La pandemia del Coronavirus nos deja una cantidad de lecciones a nivel urbano. En primera instancia, evidenció la precariedad de nuestras viviendas y ciudades, mostrando sus fragmentaciones funcionales y vulnerabilidades de diversa índole.
Una de ellas y quizás la más olvidada es la interacción funcional entre los distintos territorios, lo que nos lleva a reflexionar sobre lo necesario de entender las realidades urbanas como sistemas complejos, en vez de unidades administrativas.
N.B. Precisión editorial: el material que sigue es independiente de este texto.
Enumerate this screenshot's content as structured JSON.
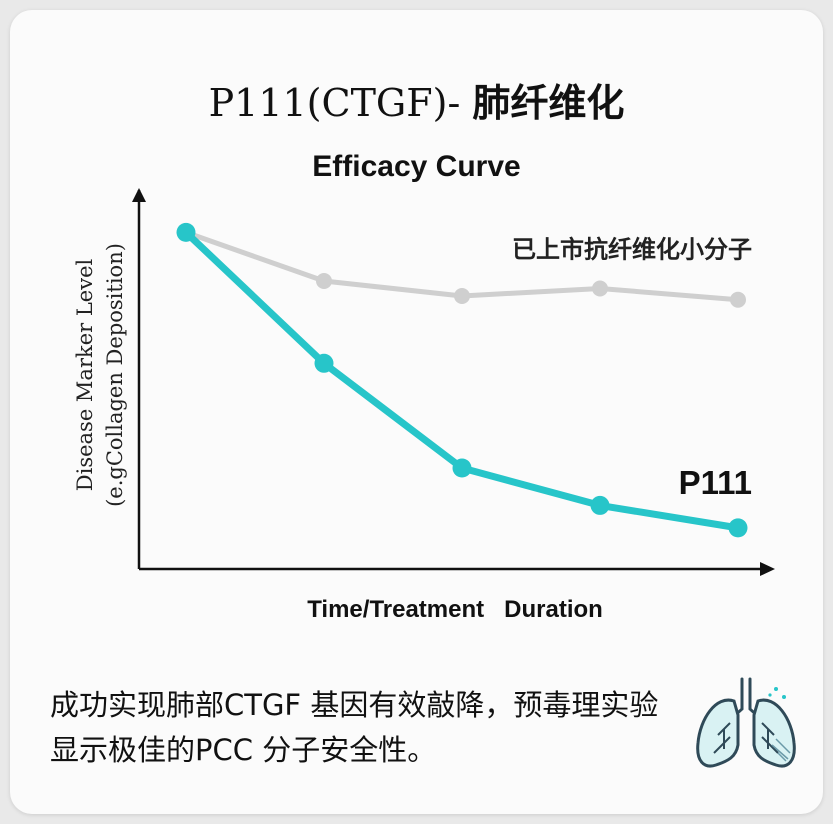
{
  "title_latin": "P111(CTGF)- ",
  "title_cjk": "肺纤维化",
  "footer_text": "成功实现肺部CTGF 基因有效敲降，预毒理实验显示极佳的PCC 分子安全性。",
  "icon": "lungs-icon",
  "colors": {
    "p111": "#27c5c9",
    "reference": "#cfcfcf",
    "axis": "#111111"
  },
  "chart_data": {
    "type": "line",
    "title": "Efficacy Curve",
    "xlabel": "Time/Treatment   Duration",
    "ylabel_line1": "Disease Marker Level",
    "ylabel_line2": "(e.gCollagen Deposition)",
    "x": [
      1,
      2,
      3,
      4,
      5
    ],
    "ylim": [
      0,
      100
    ],
    "grid": false,
    "series": [
      {
        "name": "已上市抗纤维化小分子",
        "values": [
          90,
          77,
          73,
          75,
          72
        ]
      },
      {
        "name": "P111",
        "values": [
          90,
          55,
          27,
          17,
          11
        ]
      }
    ]
  }
}
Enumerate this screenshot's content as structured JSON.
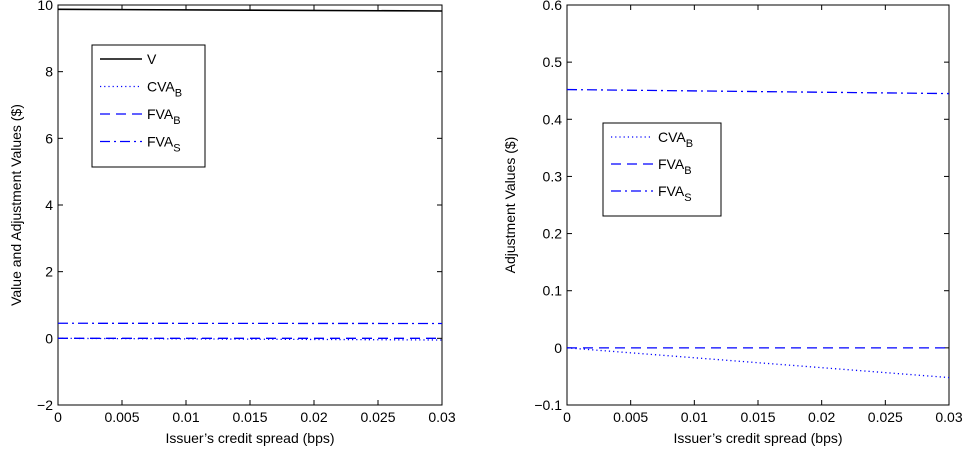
{
  "chart_data": [
    {
      "type": "line",
      "xlabel": "Issuer’s credit spread (bps)",
      "ylabel": "Value and Adjustment Values ($)",
      "xlim": [
        0,
        0.03
      ],
      "ylim": [
        -2,
        10
      ],
      "xticks": [
        0,
        0.005,
        0.01,
        0.015,
        0.02,
        0.025,
        0.03
      ],
      "xticklabels": [
        "0",
        "0.005",
        "0.01",
        "0.015",
        "0.02",
        "0.025",
        "0.03"
      ],
      "yticks": [
        -2,
        0,
        2,
        4,
        6,
        8,
        10
      ],
      "yticklabels": [
        "−2",
        "0",
        "2",
        "4",
        "6",
        "8",
        "10"
      ],
      "legend_placement": "upper-left",
      "series": [
        {
          "name": "V",
          "sub": "",
          "style": "solid",
          "color": "#000000",
          "x": [
            0,
            0.03
          ],
          "y": [
            9.87,
            9.82
          ]
        },
        {
          "name": "CVA",
          "sub": "B",
          "style": "dotted",
          "color": "#0000ff",
          "x": [
            0,
            0.03
          ],
          "y": [
            0,
            -0.05
          ]
        },
        {
          "name": "FVA",
          "sub": "B",
          "style": "dashed",
          "color": "#0000ff",
          "x": [
            0,
            0.03
          ],
          "y": [
            0,
            0
          ]
        },
        {
          "name": "FVA",
          "sub": "S",
          "style": "dashdot",
          "color": "#0000ff",
          "x": [
            0,
            0.03
          ],
          "y": [
            0.452,
            0.445
          ]
        }
      ]
    },
    {
      "type": "line",
      "xlabel": "Issuer’s credit spread (bps)",
      "ylabel": "Adjustment Values ($)",
      "xlim": [
        0,
        0.03
      ],
      "ylim": [
        -0.1,
        0.6
      ],
      "xticks": [
        0,
        0.005,
        0.01,
        0.015,
        0.02,
        0.025,
        0.03
      ],
      "xticklabels": [
        "0",
        "0.005",
        "0.01",
        "0.015",
        "0.02",
        "0.025",
        "0.03"
      ],
      "yticks": [
        -0.1,
        0,
        0.1,
        0.2,
        0.3,
        0.4,
        0.5,
        0.6
      ],
      "yticklabels": [
        "−0.1",
        "0",
        "0.1",
        "0.2",
        "0.3",
        "0.4",
        "0.5",
        "0.6"
      ],
      "legend_placement": "center-left",
      "series": [
        {
          "name": "CVA",
          "sub": "B",
          "style": "dotted",
          "color": "#0000ff",
          "x": [
            0,
            0.03
          ],
          "y": [
            0,
            -0.052
          ]
        },
        {
          "name": "FVA",
          "sub": "B",
          "style": "dashed",
          "color": "#0000ff",
          "x": [
            0,
            0.03
          ],
          "y": [
            0,
            0
          ]
        },
        {
          "name": "FVA",
          "sub": "S",
          "style": "dashdot",
          "color": "#0000ff",
          "x": [
            0,
            0.03
          ],
          "y": [
            0.452,
            0.445
          ]
        }
      ]
    }
  ]
}
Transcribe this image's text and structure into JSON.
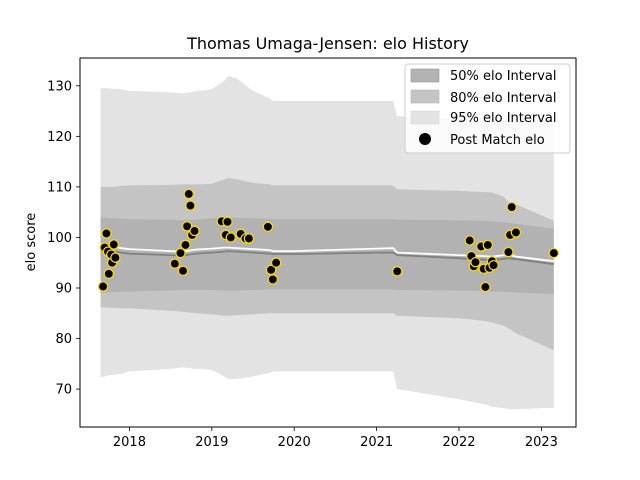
{
  "chart_data": {
    "type": "scatter",
    "title": "Thomas Umaga-Jensen: elo History",
    "xlabel": "",
    "ylabel": "elo score",
    "xlim": [
      2017.4,
      2023.42
    ],
    "ylim": [
      62.5,
      135.5
    ],
    "xticks": [
      2018,
      2019,
      2020,
      2021,
      2022,
      2023
    ],
    "yticks": [
      70,
      80,
      90,
      100,
      110,
      120,
      130
    ],
    "grid": false,
    "legend_position": "upper right",
    "legend": [
      "50% elo Interval",
      "80% elo Interval",
      "95% elo Interval",
      "Post Match elo"
    ],
    "colors": {
      "band50": "#999999",
      "band80": "#c4c4c4",
      "band95": "#e3e3e3",
      "mean_line": "#808080",
      "median_line": "#ffffff",
      "point_fill": "#000000",
      "point_edge": "#ffd700",
      "point_outline": "#3b5e8c"
    },
    "bands": {
      "x": [
        2017.65,
        2017.7,
        2017.75,
        2017.8,
        2017.9,
        2018.0,
        2018.5,
        2018.65,
        2018.8,
        2019.0,
        2019.15,
        2019.2,
        2019.3,
        2019.5,
        2019.7,
        2019.75,
        2020.0,
        2021.0,
        2021.2,
        2021.25,
        2022.0,
        2022.3,
        2022.4,
        2022.55,
        2022.6,
        2022.7,
        2023.15
      ],
      "p95_upper": [
        129.5,
        129.5,
        129.5,
        129.4,
        129.3,
        129.0,
        128.7,
        128.5,
        128.9,
        129.3,
        131.0,
        132.0,
        131.5,
        129.0,
        127.5,
        127.0,
        127.0,
        127.0,
        127.0,
        124.0,
        123.5,
        123.0,
        122.5,
        123.5,
        124.5,
        124.3,
        123.0
      ],
      "p95_lower": [
        72.3,
        72.5,
        72.7,
        72.8,
        73.0,
        73.5,
        74.0,
        74.3,
        74.0,
        73.8,
        72.5,
        72.0,
        72.0,
        72.5,
        73.2,
        73.5,
        73.5,
        73.5,
        73.5,
        70.0,
        68.0,
        67.0,
        66.5,
        66.2,
        66.0,
        66.0,
        66.3
      ],
      "p80_upper": [
        110.0,
        110.0,
        110.0,
        110.0,
        110.2,
        110.3,
        110.4,
        110.5,
        110.5,
        110.6,
        111.5,
        111.8,
        111.5,
        110.8,
        110.5,
        110.3,
        110.3,
        110.3,
        110.3,
        109.5,
        109.2,
        109.0,
        108.9,
        108.0,
        107.0,
        106.5,
        103.3
      ],
      "p80_lower": [
        86.2,
        86.2,
        86.1,
        86.1,
        86.0,
        86.0,
        85.5,
        85.3,
        85.0,
        84.8,
        84.5,
        84.5,
        84.6,
        84.8,
        85.0,
        85.0,
        85.0,
        85.0,
        85.0,
        84.5,
        84.0,
        83.5,
        83.2,
        82.5,
        82.0,
        81.0,
        77.7
      ],
      "p50_upper": [
        104.0,
        103.9,
        103.8,
        103.8,
        103.7,
        103.6,
        103.5,
        103.4,
        103.5,
        103.8,
        104.0,
        104.0,
        103.9,
        103.8,
        103.7,
        103.6,
        103.6,
        103.6,
        103.6,
        103.5,
        103.4,
        103.3,
        103.2,
        103.0,
        102.9,
        102.7,
        101.7
      ],
      "p50_lower": [
        89.0,
        89.1,
        89.1,
        89.2,
        89.2,
        89.3,
        89.5,
        89.6,
        89.6,
        89.6,
        89.5,
        89.5,
        89.5,
        89.6,
        89.7,
        89.7,
        89.7,
        89.7,
        89.7,
        89.6,
        89.5,
        89.4,
        89.3,
        89.2,
        89.2,
        89.1,
        88.8
      ],
      "mean": [
        97.2,
        97.3,
        97.3,
        97.2,
        97.0,
        96.8,
        96.5,
        96.4,
        96.8,
        97.0,
        97.2,
        97.3,
        97.2,
        97.0,
        96.8,
        96.7,
        96.7,
        97.0,
        97.0,
        96.5,
        95.9,
        95.6,
        95.5,
        95.8,
        95.9,
        95.7,
        94.7
      ],
      "median": [
        98.0,
        98.2,
        98.3,
        98.2,
        97.9,
        97.7,
        97.3,
        97.2,
        97.6,
        97.8,
        98.0,
        98.0,
        97.9,
        97.7,
        97.5,
        97.3,
        97.3,
        97.8,
        97.9,
        97.0,
        96.5,
        96.3,
        96.2,
        96.5,
        96.6,
        96.2,
        95.3
      ]
    },
    "points": [
      {
        "x": 2017.68,
        "y": 90.3
      },
      {
        "x": 2017.7,
        "y": 98.0
      },
      {
        "x": 2017.72,
        "y": 100.8
      },
      {
        "x": 2017.74,
        "y": 97.2
      },
      {
        "x": 2017.75,
        "y": 92.8
      },
      {
        "x": 2017.78,
        "y": 96.6
      },
      {
        "x": 2017.79,
        "y": 95.0
      },
      {
        "x": 2017.81,
        "y": 98.6
      },
      {
        "x": 2017.83,
        "y": 96.0
      },
      {
        "x": 2018.55,
        "y": 94.8
      },
      {
        "x": 2018.62,
        "y": 96.9
      },
      {
        "x": 2018.65,
        "y": 93.4
      },
      {
        "x": 2018.68,
        "y": 98.5
      },
      {
        "x": 2018.7,
        "y": 102.2
      },
      {
        "x": 2018.72,
        "y": 108.6
      },
      {
        "x": 2018.74,
        "y": 106.3
      },
      {
        "x": 2018.76,
        "y": 100.5
      },
      {
        "x": 2018.79,
        "y": 101.3
      },
      {
        "x": 2019.12,
        "y": 103.2
      },
      {
        "x": 2019.17,
        "y": 100.5
      },
      {
        "x": 2019.19,
        "y": 103.1
      },
      {
        "x": 2019.23,
        "y": 100.0
      },
      {
        "x": 2019.35,
        "y": 100.7
      },
      {
        "x": 2019.41,
        "y": 99.8
      },
      {
        "x": 2019.45,
        "y": 99.8
      },
      {
        "x": 2019.68,
        "y": 102.1
      },
      {
        "x": 2019.72,
        "y": 93.6
      },
      {
        "x": 2019.74,
        "y": 91.7
      },
      {
        "x": 2019.78,
        "y": 95.0
      },
      {
        "x": 2021.25,
        "y": 93.3
      },
      {
        "x": 2022.13,
        "y": 99.4
      },
      {
        "x": 2022.15,
        "y": 96.3
      },
      {
        "x": 2022.18,
        "y": 94.3
      },
      {
        "x": 2022.2,
        "y": 95.1
      },
      {
        "x": 2022.27,
        "y": 98.2
      },
      {
        "x": 2022.3,
        "y": 93.8
      },
      {
        "x": 2022.32,
        "y": 90.2
      },
      {
        "x": 2022.35,
        "y": 98.5
      },
      {
        "x": 2022.37,
        "y": 94.0
      },
      {
        "x": 2022.4,
        "y": 95.3
      },
      {
        "x": 2022.42,
        "y": 94.5
      },
      {
        "x": 2022.6,
        "y": 97.1
      },
      {
        "x": 2022.62,
        "y": 100.5
      },
      {
        "x": 2022.64,
        "y": 106.0
      },
      {
        "x": 2022.69,
        "y": 101.0
      },
      {
        "x": 2023.15,
        "y": 96.9
      }
    ]
  }
}
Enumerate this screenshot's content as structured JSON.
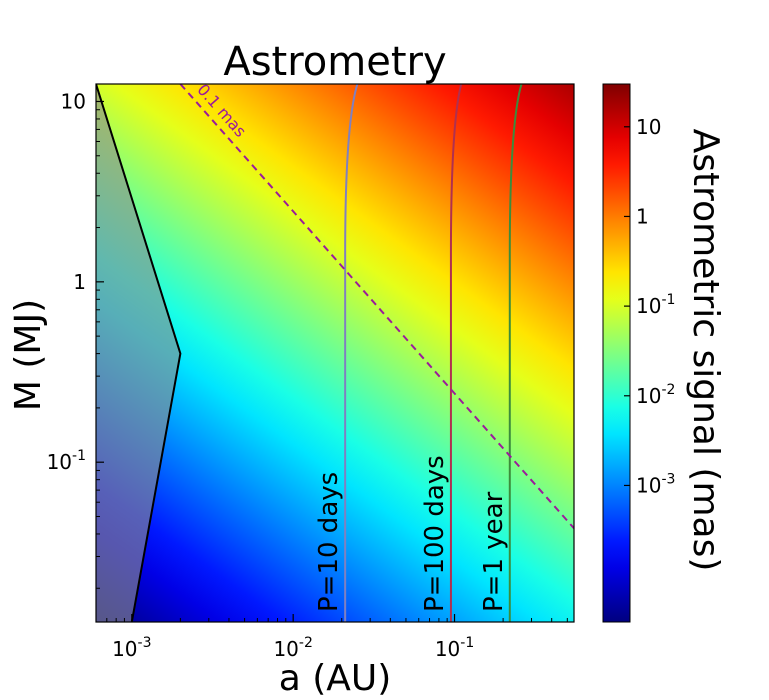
{
  "chart_data": {
    "type": "heatmap",
    "title": "Astrometry",
    "xlabel": "a (AU)",
    "ylabel": "M (MJ)",
    "x_scale": "log",
    "y_scale": "log",
    "xlim": [
      0.0006,
      0.55
    ],
    "ylim": [
      0.013,
      12.5
    ],
    "x_ticks": [
      {
        "value": 0.001,
        "base": "10",
        "exp": "-3"
      },
      {
        "value": 0.01,
        "base": "10",
        "exp": "-2"
      },
      {
        "value": 0.1,
        "base": "10",
        "exp": "-1"
      }
    ],
    "y_ticks": [
      {
        "value": 10,
        "base": "10",
        "exp": ""
      },
      {
        "value": 1,
        "base": "1",
        "exp": ""
      },
      {
        "value": 0.1,
        "base": "10",
        "exp": "-1"
      }
    ],
    "colormap": "jet",
    "colorbar": {
      "label": "Astrometric signal (mas)",
      "scale": "log",
      "range": [
        3e-05,
        30
      ],
      "ticks": [
        {
          "value": 10,
          "base": "10",
          "exp": ""
        },
        {
          "value": 1,
          "base": "1",
          "exp": ""
        },
        {
          "value": 0.1,
          "base": "10",
          "exp": "-1"
        },
        {
          "value": 0.01,
          "base": "10",
          "exp": "-2"
        },
        {
          "value": 0.001,
          "base": "10",
          "exp": "-3"
        }
      ]
    },
    "excluded_region": {
      "boundary": [
        [
          0.001,
          0.013
        ],
        [
          0.002,
          0.4
        ],
        [
          0.0006,
          12.5
        ]
      ],
      "color": "#8c8c8c"
    },
    "contour": {
      "label": "0.1 mas",
      "color": "#9b1b9b",
      "style": "dashed",
      "points": [
        [
          0.002,
          12.5
        ],
        [
          0.55,
          0.043
        ]
      ]
    },
    "period_lines": [
      {
        "label": "P=10 days",
        "a_low_mass": 0.021,
        "a_high_mass": 0.025,
        "color": "#8080c0"
      },
      {
        "label": "P=100 days",
        "a_low_mass": 0.095,
        "a_high_mass": 0.11,
        "color": "#b03050"
      },
      {
        "label": "P=1 year",
        "a_low_mass": 0.22,
        "a_high_mass": 0.26,
        "color": "#3c8c3c"
      }
    ]
  }
}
En específico, las interacciones entre la población y la vivienda, la educación, el trabajo, los servicios y el comercio.
También evidenció los bajos niveles de habitabilidad que existen en las viviendas y la incapacidad de hacer cuarentenas efectivas en algunas zonas. Es un panorama que no estaba en la palestra y que posiblemente una vez que retornemos a la normalidad, será cada vez más recordado.
Uno de los puntos más importantes con la nueva normalidad es el aumento sistemático de automóviles, producto principalmente de la baja confianza en el transporte público y el aumento de la compra de automóviles.
Esto configura una realidad urbana bastante más compleja de lo que habíamos visto anteriormente, donde las nuevas interacciones, medidas en viajes laborales, de comercio y de ocio, como sus modos de transporte deben ser repensados.
Aumentamos la cantidad de automóviles particulares y no cantidad de calles disponibles, y aun así si existiera, el nivel de contaminación por material particulado será mayor al actual.
Si como ciudades, no somos capaces de reordenar las funciones productivas escolares y recreacionales de la ciudad acordes a su interacción, con una claro sentido sanitario y con un énfasis en la prevención, la normalidad de la vuelta no será duradera.